More hardware security vulnerabilities this with, with a firmware problem on certain Gigabyte motherboards impacting such laptops as the Lenovo Thinkpad series and HP Pavilion laptops, allowing for the disabling of numerous security protections and running of arbitrary code. Also, Duo labs reports that a large number of Android devices are vulnerable to previously patched CVEs (specifically, this Qualcomm exploit that undermines full disk encryption, as they have yet to receive an update and may never do so due to the way OEM/carrier patch rollouts work.

As the volume of threat intelligence increases, more groups turn to machine learning to try to sort the signals from noise. MIT’s Computer Science and Artificial Intelligence Lab have apparently developed a system called AI^2 which apparently is able to monitor logs and detect 85% of of attacks, allowing for a reduction of what needs to be reviewed by human beings.

My co-worker, Josh Rendek, recently put together a presentation on a side project of his called sshpot. He has followed up by writing up some of his thoughts, process, and findings from building an SSH honeypot.

TrapX labs has released a report entitled “Anatomy of an Attack – Medical Device Hijack 2”, giving an update on their observations of Hospital focused malware. Interestingly, they are seeing old exploits delivering new payloads, seemingly a result of medical devices being older Windows devices in many cases.

DARPA apparently running a ‘Cyber Grand Slam’ in August, where bots will compete to automatically exploit vulnerabilities, as well as defend against them on the fly. I am looking forward to the reports and follow up of this event.

TrustWave has an interesting article on reverse engineering the Hawkeye Keylogger which is also using very old exploits to try to install itself.

Login security basics: Long passwords, HTTPs, password hashing. Right? Troy Hunt has a long week of appsec issues, where various players forget the basics.

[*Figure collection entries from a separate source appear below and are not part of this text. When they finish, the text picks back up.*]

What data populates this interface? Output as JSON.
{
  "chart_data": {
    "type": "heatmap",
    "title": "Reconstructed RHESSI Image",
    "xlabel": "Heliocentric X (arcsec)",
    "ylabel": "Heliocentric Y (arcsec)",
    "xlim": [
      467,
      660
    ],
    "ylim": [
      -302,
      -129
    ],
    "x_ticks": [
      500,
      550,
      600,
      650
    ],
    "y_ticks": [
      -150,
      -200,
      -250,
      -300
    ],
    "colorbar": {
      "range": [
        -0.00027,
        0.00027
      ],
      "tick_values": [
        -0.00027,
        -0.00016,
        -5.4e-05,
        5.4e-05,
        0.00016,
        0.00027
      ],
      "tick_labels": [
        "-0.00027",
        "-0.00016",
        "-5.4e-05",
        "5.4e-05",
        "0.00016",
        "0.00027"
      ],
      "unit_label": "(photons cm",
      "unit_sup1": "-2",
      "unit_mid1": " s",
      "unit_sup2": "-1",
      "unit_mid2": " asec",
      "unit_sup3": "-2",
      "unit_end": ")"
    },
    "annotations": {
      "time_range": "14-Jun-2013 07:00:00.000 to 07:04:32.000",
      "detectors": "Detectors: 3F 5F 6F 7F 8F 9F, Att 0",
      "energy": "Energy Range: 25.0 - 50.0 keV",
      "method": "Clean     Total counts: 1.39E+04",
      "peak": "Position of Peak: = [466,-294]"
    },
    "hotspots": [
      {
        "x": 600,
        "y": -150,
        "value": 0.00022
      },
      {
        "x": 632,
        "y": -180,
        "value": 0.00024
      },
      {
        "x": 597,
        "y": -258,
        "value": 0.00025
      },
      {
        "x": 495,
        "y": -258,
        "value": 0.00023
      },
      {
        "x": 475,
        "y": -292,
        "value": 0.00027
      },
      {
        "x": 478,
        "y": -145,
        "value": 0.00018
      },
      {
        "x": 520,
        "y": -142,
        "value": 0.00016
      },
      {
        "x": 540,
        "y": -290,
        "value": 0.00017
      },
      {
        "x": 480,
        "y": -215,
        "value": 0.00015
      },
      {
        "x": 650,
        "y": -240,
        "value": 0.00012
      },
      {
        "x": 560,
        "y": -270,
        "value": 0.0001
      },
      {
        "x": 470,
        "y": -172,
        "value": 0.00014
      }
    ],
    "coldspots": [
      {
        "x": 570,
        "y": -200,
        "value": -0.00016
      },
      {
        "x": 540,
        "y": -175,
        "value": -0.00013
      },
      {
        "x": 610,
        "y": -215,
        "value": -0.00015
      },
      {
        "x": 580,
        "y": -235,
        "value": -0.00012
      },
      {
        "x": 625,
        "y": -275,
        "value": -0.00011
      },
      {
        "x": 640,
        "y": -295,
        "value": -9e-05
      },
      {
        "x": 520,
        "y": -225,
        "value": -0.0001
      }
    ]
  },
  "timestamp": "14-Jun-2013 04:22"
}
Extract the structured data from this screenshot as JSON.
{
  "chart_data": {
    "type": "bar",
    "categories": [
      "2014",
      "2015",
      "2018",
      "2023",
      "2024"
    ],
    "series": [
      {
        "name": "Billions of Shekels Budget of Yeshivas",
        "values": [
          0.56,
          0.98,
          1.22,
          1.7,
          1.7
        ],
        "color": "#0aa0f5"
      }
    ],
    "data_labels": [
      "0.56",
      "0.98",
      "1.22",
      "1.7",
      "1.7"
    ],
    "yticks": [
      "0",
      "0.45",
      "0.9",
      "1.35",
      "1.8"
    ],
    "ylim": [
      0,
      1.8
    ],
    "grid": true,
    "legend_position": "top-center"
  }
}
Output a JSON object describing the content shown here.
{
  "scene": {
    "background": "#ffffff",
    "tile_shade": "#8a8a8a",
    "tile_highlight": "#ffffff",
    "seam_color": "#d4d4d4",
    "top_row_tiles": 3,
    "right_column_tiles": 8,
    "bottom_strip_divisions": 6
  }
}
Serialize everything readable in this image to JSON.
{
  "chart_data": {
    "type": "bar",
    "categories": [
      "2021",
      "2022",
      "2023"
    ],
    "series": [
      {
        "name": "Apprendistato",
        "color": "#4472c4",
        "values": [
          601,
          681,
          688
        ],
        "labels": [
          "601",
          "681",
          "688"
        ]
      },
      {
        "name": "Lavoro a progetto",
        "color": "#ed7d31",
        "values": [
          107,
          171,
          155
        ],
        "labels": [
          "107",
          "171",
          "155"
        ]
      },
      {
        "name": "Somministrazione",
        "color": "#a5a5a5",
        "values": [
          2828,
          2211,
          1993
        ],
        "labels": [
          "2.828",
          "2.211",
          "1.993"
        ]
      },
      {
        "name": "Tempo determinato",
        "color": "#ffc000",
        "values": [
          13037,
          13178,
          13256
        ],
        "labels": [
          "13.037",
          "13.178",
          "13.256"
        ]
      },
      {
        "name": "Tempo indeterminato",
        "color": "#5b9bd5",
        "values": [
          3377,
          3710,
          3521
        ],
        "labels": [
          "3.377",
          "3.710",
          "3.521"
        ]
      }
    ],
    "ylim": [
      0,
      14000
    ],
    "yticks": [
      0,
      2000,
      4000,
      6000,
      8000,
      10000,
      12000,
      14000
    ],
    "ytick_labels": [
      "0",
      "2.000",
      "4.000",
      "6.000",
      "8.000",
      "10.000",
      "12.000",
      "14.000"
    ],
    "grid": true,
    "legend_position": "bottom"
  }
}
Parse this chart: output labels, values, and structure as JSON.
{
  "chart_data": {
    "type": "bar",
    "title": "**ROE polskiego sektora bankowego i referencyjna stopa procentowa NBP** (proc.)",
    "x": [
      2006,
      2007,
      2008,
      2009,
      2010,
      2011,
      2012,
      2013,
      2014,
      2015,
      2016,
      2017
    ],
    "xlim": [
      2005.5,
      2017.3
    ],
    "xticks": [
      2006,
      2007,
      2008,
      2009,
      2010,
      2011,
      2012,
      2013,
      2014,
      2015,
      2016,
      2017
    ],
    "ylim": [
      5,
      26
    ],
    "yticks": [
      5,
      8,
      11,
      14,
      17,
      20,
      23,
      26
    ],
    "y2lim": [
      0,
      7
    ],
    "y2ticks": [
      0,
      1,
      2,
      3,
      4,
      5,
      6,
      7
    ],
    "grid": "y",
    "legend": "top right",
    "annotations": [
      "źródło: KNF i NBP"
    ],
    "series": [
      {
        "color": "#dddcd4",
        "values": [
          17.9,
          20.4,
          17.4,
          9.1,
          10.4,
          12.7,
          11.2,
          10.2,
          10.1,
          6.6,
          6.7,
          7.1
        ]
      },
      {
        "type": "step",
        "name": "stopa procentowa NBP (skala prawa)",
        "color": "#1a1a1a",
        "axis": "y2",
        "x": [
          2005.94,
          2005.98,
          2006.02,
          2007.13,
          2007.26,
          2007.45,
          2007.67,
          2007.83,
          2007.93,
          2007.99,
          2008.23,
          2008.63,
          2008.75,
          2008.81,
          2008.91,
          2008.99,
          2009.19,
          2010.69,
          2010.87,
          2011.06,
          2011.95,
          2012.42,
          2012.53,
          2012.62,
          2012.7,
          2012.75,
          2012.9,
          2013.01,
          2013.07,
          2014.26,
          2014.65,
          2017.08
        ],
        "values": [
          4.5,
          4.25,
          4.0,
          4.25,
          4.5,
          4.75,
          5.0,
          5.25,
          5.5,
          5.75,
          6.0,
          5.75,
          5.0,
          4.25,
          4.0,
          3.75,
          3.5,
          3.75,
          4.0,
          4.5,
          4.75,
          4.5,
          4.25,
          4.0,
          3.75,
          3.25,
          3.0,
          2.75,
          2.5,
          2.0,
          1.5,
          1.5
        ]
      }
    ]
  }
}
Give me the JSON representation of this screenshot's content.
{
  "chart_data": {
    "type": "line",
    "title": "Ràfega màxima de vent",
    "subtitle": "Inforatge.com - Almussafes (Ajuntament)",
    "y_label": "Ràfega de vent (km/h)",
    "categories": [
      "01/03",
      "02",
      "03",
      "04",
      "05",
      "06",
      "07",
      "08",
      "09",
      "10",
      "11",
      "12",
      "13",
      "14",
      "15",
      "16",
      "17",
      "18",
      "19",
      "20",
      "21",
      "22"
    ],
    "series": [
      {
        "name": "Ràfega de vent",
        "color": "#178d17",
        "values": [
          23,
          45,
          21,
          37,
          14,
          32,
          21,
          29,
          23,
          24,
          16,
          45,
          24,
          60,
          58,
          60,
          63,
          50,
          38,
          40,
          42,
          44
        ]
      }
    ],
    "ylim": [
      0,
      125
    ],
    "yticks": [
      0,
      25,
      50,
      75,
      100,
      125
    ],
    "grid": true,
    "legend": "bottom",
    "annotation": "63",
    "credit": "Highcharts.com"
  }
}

Interested in smart appliances, but worried about security? This week I learned of Matther Garret, a security researcher in SF that has started writing security oriented product reviews about IoT devices.

I knew Domain Hijacking was a thing, but this week I learned that bad actors also try to hijack IPv4 netblocks. Simply by checking for unmaintained WHOIS records, registering the lapsed domain and posing as the legitimate company, attackers are apparently able to successfully flip IPv4 addresses to buyers.

As always, BleepingComputer has the best Ransomware Roundup. This week includes new Locky Variants, a ransomware named ‘EduCrypt’ that attempts to educate users on malware, numerous decryptors for the numerous variants, and Satana a ransomware that not only encrypts your files, but encrypts a machines Master Boot Record to prevent users from starting up their operating system.